Human Rights Watch said
it had obtained a copy of the plan by Sudanese President Omar Hassan al-Bashir, who is opposed to a U.N. force taking over
from the under-financed African Union troops that have been the only bulwark against violence in Darfur.
Britain and the United States
introduced a Security Council resolution on Thursday to send some 17,000 U.N. peacekeepers to Darfur,
where more than 2.5 million people have been made homeless since 2003 by a campaign of ethnic cleansing.
"The Sudanese government's
plan is a recipe for inflicting even more abuses on a devastated civilian population," said Peter Takirambudde, Africa director at the U.S.-based Human Rights Watch.
"Khartoum
wants the U.N. to endorse a plan that would throw out the Darfur peace agreement. It wouldn't
help protect civilians from constant attack or make it safe enough for them to return home."
The May peace deal was signed
by only one of three negotiating rebel factions and rejected by tens of thousands of people in Sudan's vast west.
Then in July Darfur saw
the bloodiest month for the world's largest aid operation since the conflict began with eight humanitarian workers killed
and access to the 3.6 million people dependent on aid is at its lowest ever level.
"This Sudanese plan is just
the latest maneuver to prevent a U.N. force from helping protect civilians in Darfur," Takirambudde
said.
The U.S. and British Security Council resolution, which asks for U.N. reinforcements to be sent
no later than October 1, can be adopted without consent from Sudan but
in practice troops cannot be deployed until Khartoum agrees.

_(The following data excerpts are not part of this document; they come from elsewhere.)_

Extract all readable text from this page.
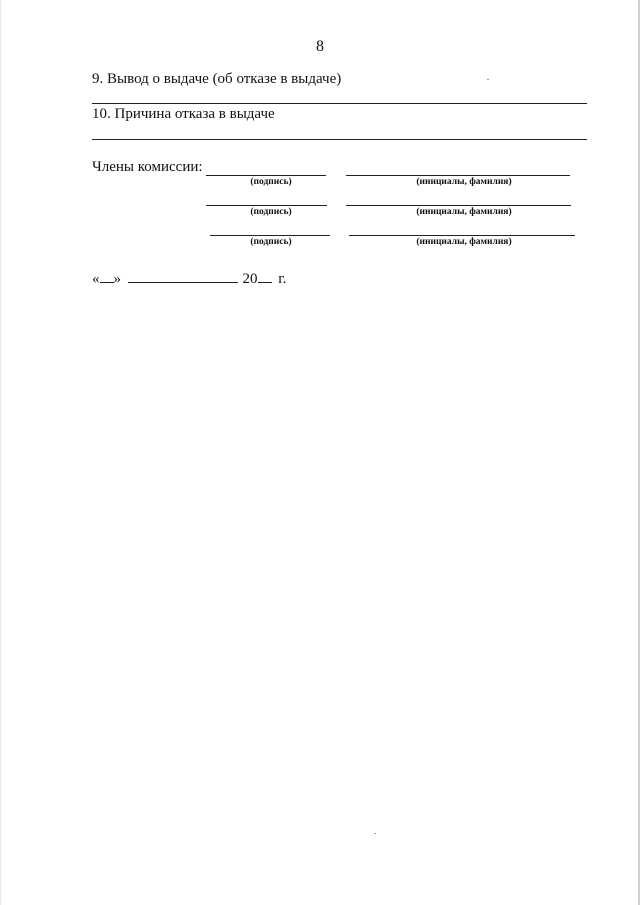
8
9. Вывод о выдаче (об отказе в выдаче)
10. Причина отказа в выдаче
Члены комиссии:
(подпись)	(инициалы, фамилия)
(подпись)	(инициалы, фамилия)
(подпись)	(инициалы, фамилия)
« »	20 г.
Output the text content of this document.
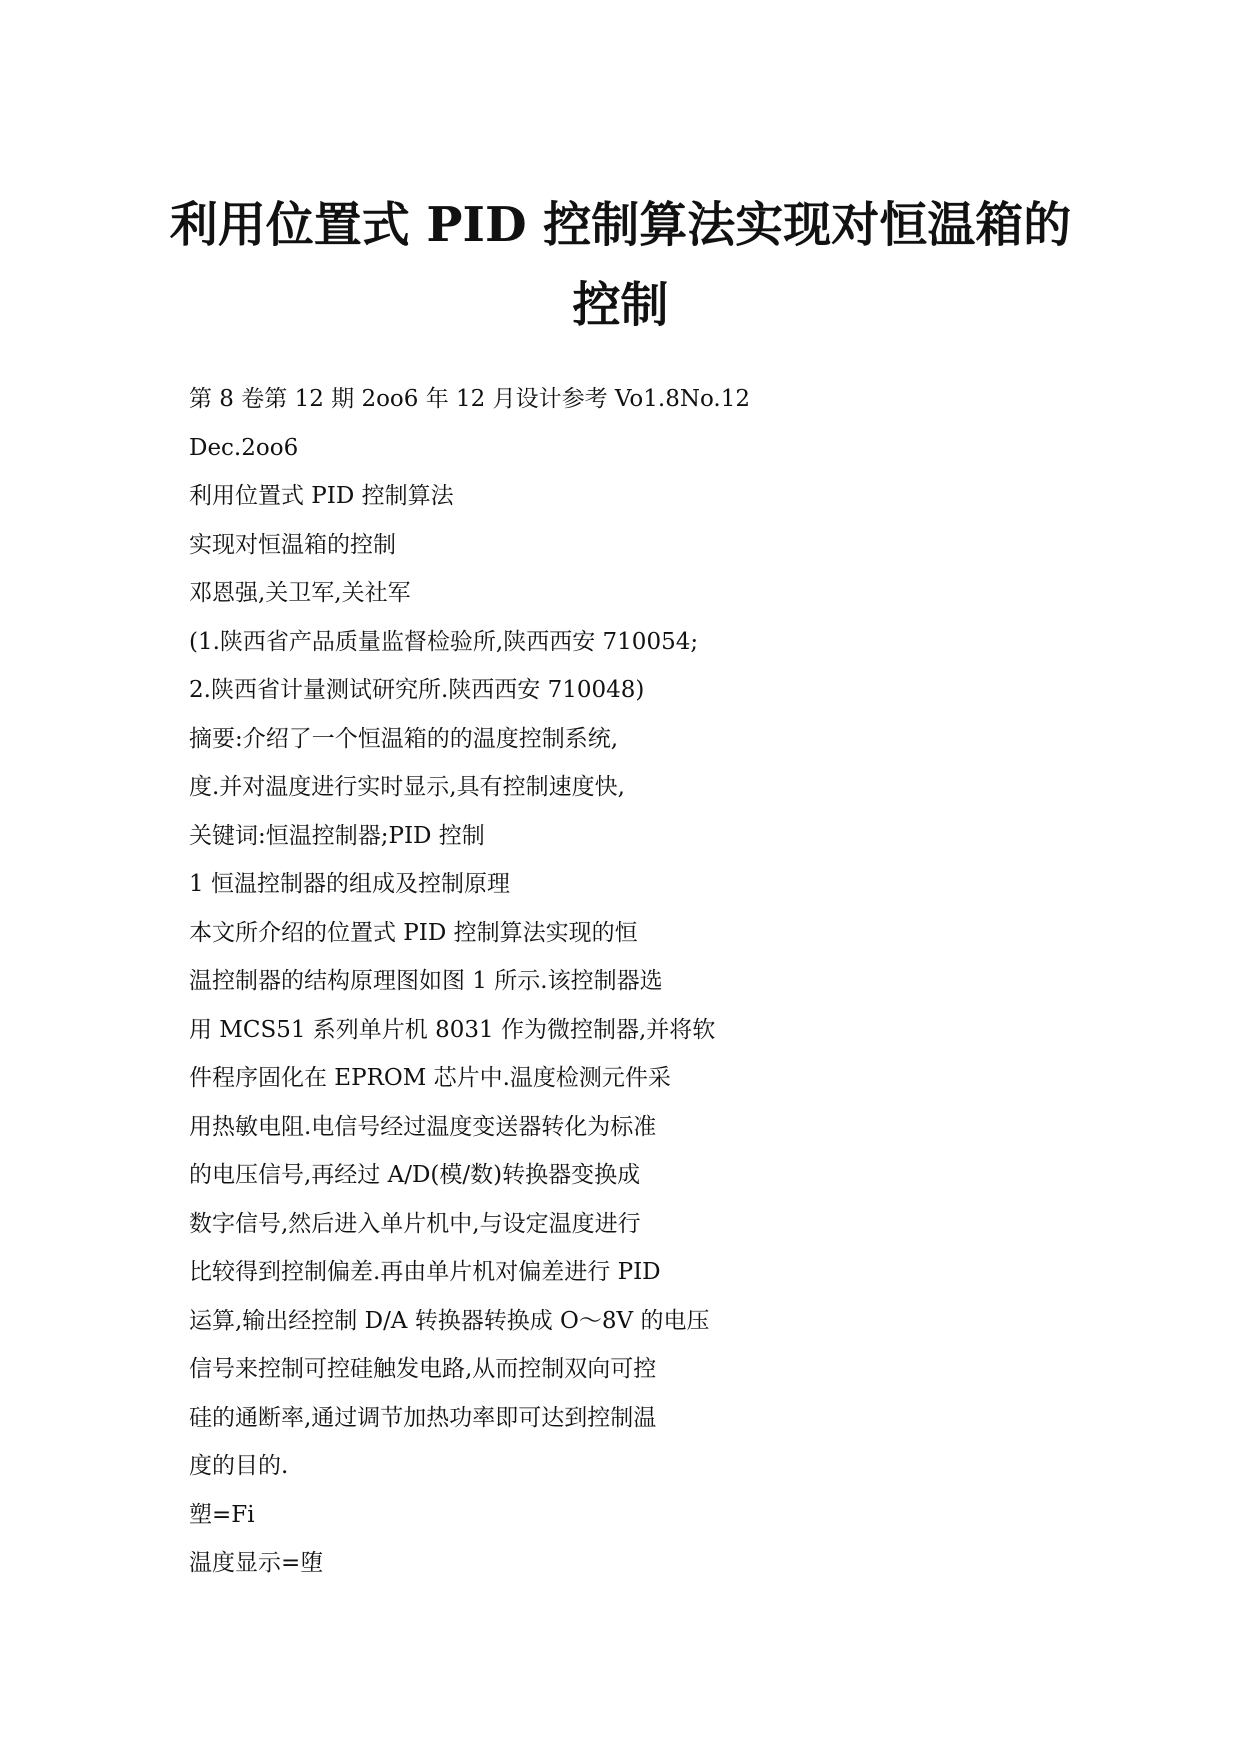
利用位置式 PID 控制算法实现对恒温箱的
控制
第 8 卷第 12 期 2oo6 年 12 月设计参考 Vo1.8No.12
Dec.2oo6
利用位置式 PID 控制算法
实现对恒温箱的控制
邓恩强,关卫军,关社军
(1.陕西省产品质量监督检验所,陕西西安 710054;
2.陕西省计量测试研究所.陕西西安 710048)
摘要:介绍了一个恒温箱的的温度控制系统,
度.并对温度进行实时显示,具有控制速度快,
关键词:恒温控制器;PID 控制
1 恒温控制器的组成及控制原理
本文所介绍的位置式 PID 控制算法实现的恒
温控制器的结构原理图如图 1 所示.该控制器选
用 MCS51 系列单片机 8031 作为微控制器,并将软
件程序固化在 EPROM 芯片中.温度检测元件采
用热敏电阻.电信号经过温度变送器转化为标准
的电压信号,再经过 A/D(模/数)转换器变换成
数字信号,然后进入单片机中,与设定温度进行
比较得到控制偏差.再由单片机对偏差进行 PID
运算,输出经控制 D/A 转换器转换成 O～8V 的电压
信号来控制可控硅触发电路,从而控制双向可控
硅的通断率,通过调节加热功率即可达到控制温
度的目的.
塑=Fi
温度显示=堕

Tens of thousands of people
have died since fighting flared more than 3 1/2 years ago and millions are living in squalid camps in Sudan's arid west or neighboring Chad.
In response to a rebel uprising,
the Arab-dominated central government in Khartoum armed so-called
Janjaweed militias, who conducted a campaign of murder, looting and rape. In recent months, in-fighting among the rebels has
resulted in similar atrocities against civilians.